As mentioned above, I start the morning by eating plenty and hydrating while I look over my notes with fresh eyes. I eat whatever I want to within reason. Gone are the days when I would drive through Jack in the Box for tacos as my breakfast. Now, I go to a sleepy little dive of a breakfast place and eat some eggs, have some juice, begin drinking lots of water, some coffee, and make sure I have plenty of B vitamins in me. Eating early makes sure any food coma has passed by the time I preach. It also allows me to look forward to the morning knowing I get to begin this way. Guys who set their alarm clocks for an hour before church starts are crazy and miss what can be a thoroughly enjoyable part of the Sunday morning experience.
5. Don’t Preach 52 Sundays a Year.
Please don’t. If you do, your church is probably bored with you anyways.

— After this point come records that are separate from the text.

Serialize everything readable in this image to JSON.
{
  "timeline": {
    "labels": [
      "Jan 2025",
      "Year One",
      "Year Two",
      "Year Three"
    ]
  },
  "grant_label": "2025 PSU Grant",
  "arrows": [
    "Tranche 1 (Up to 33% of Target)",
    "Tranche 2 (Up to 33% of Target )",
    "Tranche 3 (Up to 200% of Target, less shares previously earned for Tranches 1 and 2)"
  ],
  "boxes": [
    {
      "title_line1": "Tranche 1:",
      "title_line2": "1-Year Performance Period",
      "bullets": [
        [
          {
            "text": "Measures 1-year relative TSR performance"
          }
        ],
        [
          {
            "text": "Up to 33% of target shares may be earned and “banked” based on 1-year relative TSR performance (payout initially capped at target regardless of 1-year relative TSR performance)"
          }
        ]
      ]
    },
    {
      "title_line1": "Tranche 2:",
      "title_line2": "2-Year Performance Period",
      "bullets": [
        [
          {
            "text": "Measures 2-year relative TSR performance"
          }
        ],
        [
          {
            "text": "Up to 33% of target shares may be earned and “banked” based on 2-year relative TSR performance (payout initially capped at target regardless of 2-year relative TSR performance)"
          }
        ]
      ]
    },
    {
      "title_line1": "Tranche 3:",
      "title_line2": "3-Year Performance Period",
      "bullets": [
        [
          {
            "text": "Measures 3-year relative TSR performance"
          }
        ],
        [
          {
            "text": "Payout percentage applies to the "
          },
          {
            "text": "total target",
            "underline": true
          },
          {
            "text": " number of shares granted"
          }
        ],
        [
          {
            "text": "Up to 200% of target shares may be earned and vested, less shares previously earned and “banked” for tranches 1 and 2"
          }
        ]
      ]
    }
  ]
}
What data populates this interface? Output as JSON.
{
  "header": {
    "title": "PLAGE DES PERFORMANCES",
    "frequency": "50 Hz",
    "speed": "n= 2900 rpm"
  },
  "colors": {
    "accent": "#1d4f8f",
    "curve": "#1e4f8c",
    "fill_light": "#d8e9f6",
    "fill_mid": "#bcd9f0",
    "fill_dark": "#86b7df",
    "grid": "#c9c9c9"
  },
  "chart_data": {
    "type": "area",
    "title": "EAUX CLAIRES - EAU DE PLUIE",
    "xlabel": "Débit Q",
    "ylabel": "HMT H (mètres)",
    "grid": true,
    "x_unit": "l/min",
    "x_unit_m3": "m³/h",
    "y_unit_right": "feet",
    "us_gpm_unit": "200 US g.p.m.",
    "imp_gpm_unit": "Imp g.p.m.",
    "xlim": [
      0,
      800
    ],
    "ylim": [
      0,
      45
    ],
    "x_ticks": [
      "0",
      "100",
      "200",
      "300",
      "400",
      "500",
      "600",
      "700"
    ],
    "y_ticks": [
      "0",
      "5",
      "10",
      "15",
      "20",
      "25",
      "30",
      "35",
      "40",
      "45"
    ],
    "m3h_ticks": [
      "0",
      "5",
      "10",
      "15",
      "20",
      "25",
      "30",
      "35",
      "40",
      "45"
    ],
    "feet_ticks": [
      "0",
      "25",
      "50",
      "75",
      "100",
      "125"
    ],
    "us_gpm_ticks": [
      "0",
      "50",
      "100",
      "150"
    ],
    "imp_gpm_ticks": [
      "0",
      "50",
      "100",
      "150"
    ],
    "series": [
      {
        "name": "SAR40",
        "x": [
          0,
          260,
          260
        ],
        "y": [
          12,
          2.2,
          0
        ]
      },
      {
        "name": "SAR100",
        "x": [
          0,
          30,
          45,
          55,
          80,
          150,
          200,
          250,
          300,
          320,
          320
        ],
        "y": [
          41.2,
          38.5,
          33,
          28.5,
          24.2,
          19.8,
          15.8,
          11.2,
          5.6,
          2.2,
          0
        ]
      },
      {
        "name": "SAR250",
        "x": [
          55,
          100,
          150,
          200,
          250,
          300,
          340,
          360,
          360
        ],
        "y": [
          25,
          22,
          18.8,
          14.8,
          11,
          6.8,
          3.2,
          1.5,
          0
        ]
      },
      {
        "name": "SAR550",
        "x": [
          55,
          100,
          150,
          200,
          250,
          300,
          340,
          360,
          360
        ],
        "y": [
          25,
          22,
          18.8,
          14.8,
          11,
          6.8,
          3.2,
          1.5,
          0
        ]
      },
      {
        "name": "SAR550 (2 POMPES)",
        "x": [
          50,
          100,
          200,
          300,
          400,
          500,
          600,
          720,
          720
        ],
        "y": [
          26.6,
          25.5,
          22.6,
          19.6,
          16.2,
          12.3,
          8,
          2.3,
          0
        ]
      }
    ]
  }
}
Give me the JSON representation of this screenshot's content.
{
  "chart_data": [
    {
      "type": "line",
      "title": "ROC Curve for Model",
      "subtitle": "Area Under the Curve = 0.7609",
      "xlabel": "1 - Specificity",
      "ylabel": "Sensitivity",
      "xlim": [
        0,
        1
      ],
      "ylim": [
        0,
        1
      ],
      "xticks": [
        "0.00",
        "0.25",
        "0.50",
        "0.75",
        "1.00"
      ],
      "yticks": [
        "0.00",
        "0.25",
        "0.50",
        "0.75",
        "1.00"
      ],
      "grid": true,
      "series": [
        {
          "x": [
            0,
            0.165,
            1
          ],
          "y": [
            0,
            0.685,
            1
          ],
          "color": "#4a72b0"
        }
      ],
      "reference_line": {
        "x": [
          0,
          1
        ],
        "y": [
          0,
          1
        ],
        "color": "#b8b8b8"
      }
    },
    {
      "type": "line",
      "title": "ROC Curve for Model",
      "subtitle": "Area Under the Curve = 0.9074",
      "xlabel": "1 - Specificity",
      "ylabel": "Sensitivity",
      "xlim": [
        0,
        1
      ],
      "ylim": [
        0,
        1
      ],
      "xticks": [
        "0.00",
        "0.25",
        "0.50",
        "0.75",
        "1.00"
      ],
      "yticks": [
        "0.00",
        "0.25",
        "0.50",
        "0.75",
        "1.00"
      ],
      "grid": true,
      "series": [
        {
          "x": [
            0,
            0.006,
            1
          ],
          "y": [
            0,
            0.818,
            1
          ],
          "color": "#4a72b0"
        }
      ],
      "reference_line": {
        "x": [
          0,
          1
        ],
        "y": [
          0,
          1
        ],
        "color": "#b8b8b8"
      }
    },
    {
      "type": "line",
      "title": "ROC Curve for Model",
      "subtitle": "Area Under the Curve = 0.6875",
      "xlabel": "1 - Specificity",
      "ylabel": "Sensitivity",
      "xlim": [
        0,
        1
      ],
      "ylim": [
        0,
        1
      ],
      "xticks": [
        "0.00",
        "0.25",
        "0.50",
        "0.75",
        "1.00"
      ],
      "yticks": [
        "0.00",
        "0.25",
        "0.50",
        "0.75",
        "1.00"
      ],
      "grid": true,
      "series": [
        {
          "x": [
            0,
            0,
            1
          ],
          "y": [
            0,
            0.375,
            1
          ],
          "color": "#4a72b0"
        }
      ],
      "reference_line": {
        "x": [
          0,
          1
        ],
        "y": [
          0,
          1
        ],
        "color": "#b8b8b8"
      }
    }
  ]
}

For a church with one service, I would recommend 48 Sundays a year max—and 46-47 is even better. Drop that number two weeks for every additional service beyond one. It will preserve your creativity, your voice and your adrenal glands. Right now, some are going, “That’s what we pay him for!” or thinking your elders will never let you do it. Maybe not. But you should try to persuade them. You should also assure them someone at least 80 percent as good as you in the pulpit will replace you. For most of us, it isn’t hard to find someone 120 percent as good as us with a little effort. If you preach 52 Sundays a year without significant time off between the Sundays, you are in a sprint, my friend. You will run out of gas—especially if you prepare more than one message per week and probably if you only prepare one weekly message.
What do you do to prepare for Sundays? What good preparation habits do you recognize in your preacher?